Für Inge Auerbacher gab es im Deutschen Bundestag nach ihrer Rede zum Internationalen Holocaust-Gedenktag stehende Ovationen. 77 Jahre nach der Befreiung von Auschwitz bekunden die Abgeordneten des Deutschen Bundestag und geladene Gäste einmal mehr das „Nie wieder“.

Zugleich ist die Welt alarmiert ob eines drohenden Krieges mitten in Europa. Wieder werfen sich die Akteure gegenseitig vor, einander überfallen zu wollen, mit militärischer Gewalt aufeinander loszugehen. Welch ein Widerspruch zum „Nie wieder“! Wir Deutsche bekunden Bedauern und Reue gegenüber der jüdischen Gemeinschaft. Allzu gerne übersehen wir dabei, dass wir dieses Unrecht nicht aus eigener Kraft beendet haben: Eine Erwähnung der Befreier von Auschwitz, der Roten Armee, wird aus meiner Sicht allzu gerne übergangen – teilweise bewusst unterdrückt. Sollte uns die Erinnerung an die Befreiung von Auschwitz, an das Ende des Vernichtungskriegs gegen Juden, Sinti und Roma, gegen alles „Nicht-Arische“, nicht auch daran erinnern, dass uns auch das russische Volk Vergebung für die 27 Millionen sowjetischen Opfern gewährt? Es gilt längst als eine Selbstverständlichkeit. Wie anders ist zu erklären, dass wir Deutsche Hand in Hand mit unseren „Bündnispartnern“ das über 30 Jahre immer wieder vorgetragene Sicherheitsbedürfnis unseres russischen Nachbarn nicht ernst nehmen, gar ignorieren?

Stehende Ovationen – ich erinnere der Rede Vladimir Putins im Deutschen Bundestag vom 24. September 2001 – sind nur dann auch ehrliche Anerkennung, wenn sie nicht nur im Orbit verhallen: Sie müssen sich an den Taten messen lassen, die ihnen folgen. Wir sollten hinterfragen, ob wir alles tun, ein „Nie wieder“ als Maß nicht nur vorzugeben, sondern es auch anzuwenden. Dies erwarte ich zuvorderst von den Politikern und den Medien. Sehr oft geben ihre Reden und Schriften den Eindruck, man warte geradezu auf die Gelegenheit, „zurückschießen“ zu dürfen, für sich die „weiße Weste“ in Anspruch nehmen zu können, wenn das Militär den Befehl erhält, gegen den propagierten Feind loszuschlagen.

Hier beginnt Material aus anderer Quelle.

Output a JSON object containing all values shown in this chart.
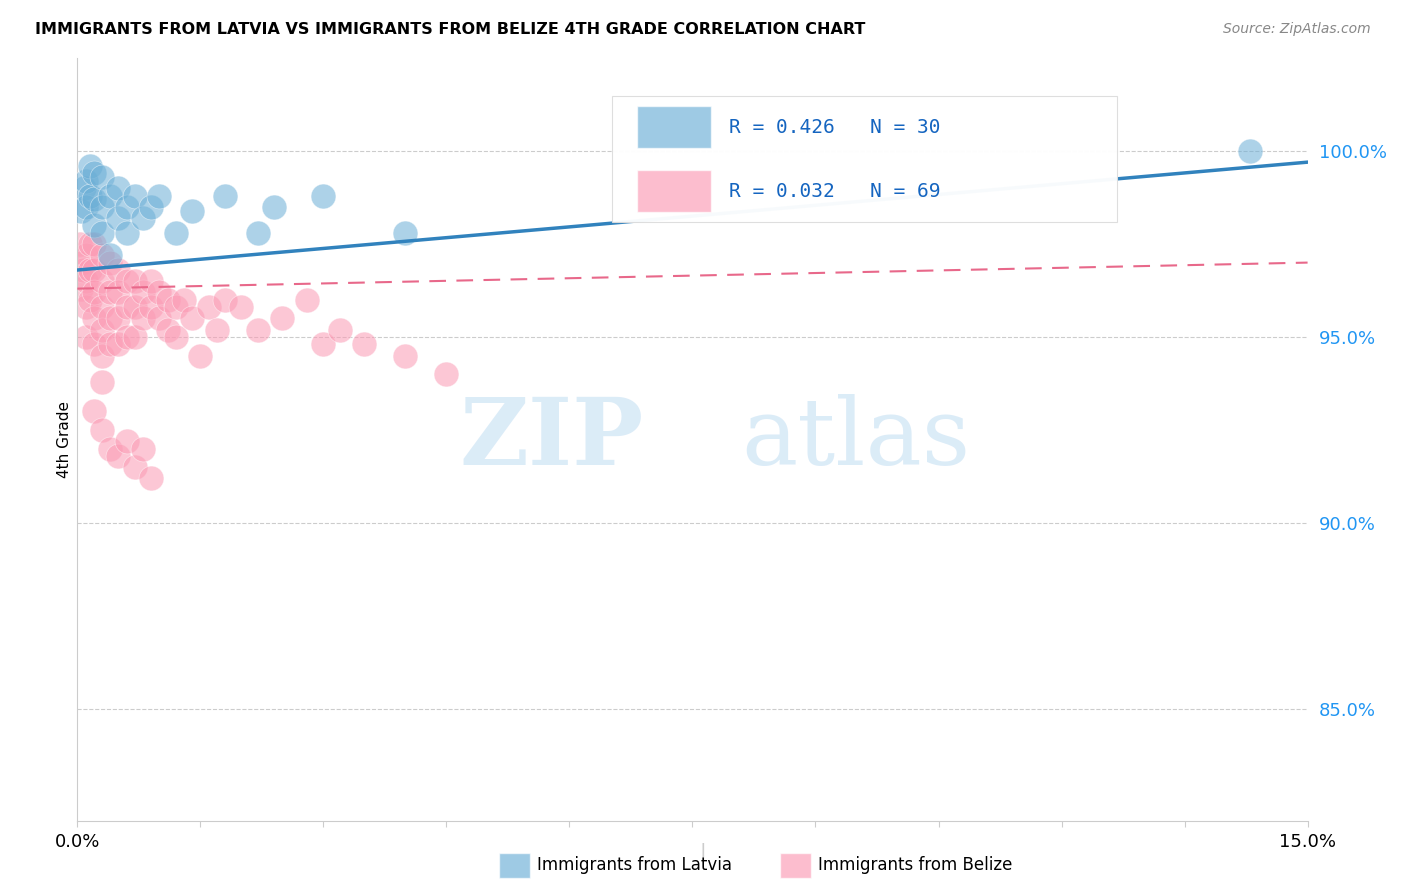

„Nie wieder“ heißt für mich daher auch, alle Feindbilder aufzulösen und das Nein der westlichen Gemeinschaft zu den Sicherheitsbedürfnissen des russischen Volkes auf den Prüfstand zu stellen. Andernfalls laufen wir Gefahr, beim Beobachten des „Splitters im anderen Auge“ das schnelle Wachsen des „Balkens“ im eigenen nicht wahrzunehmen.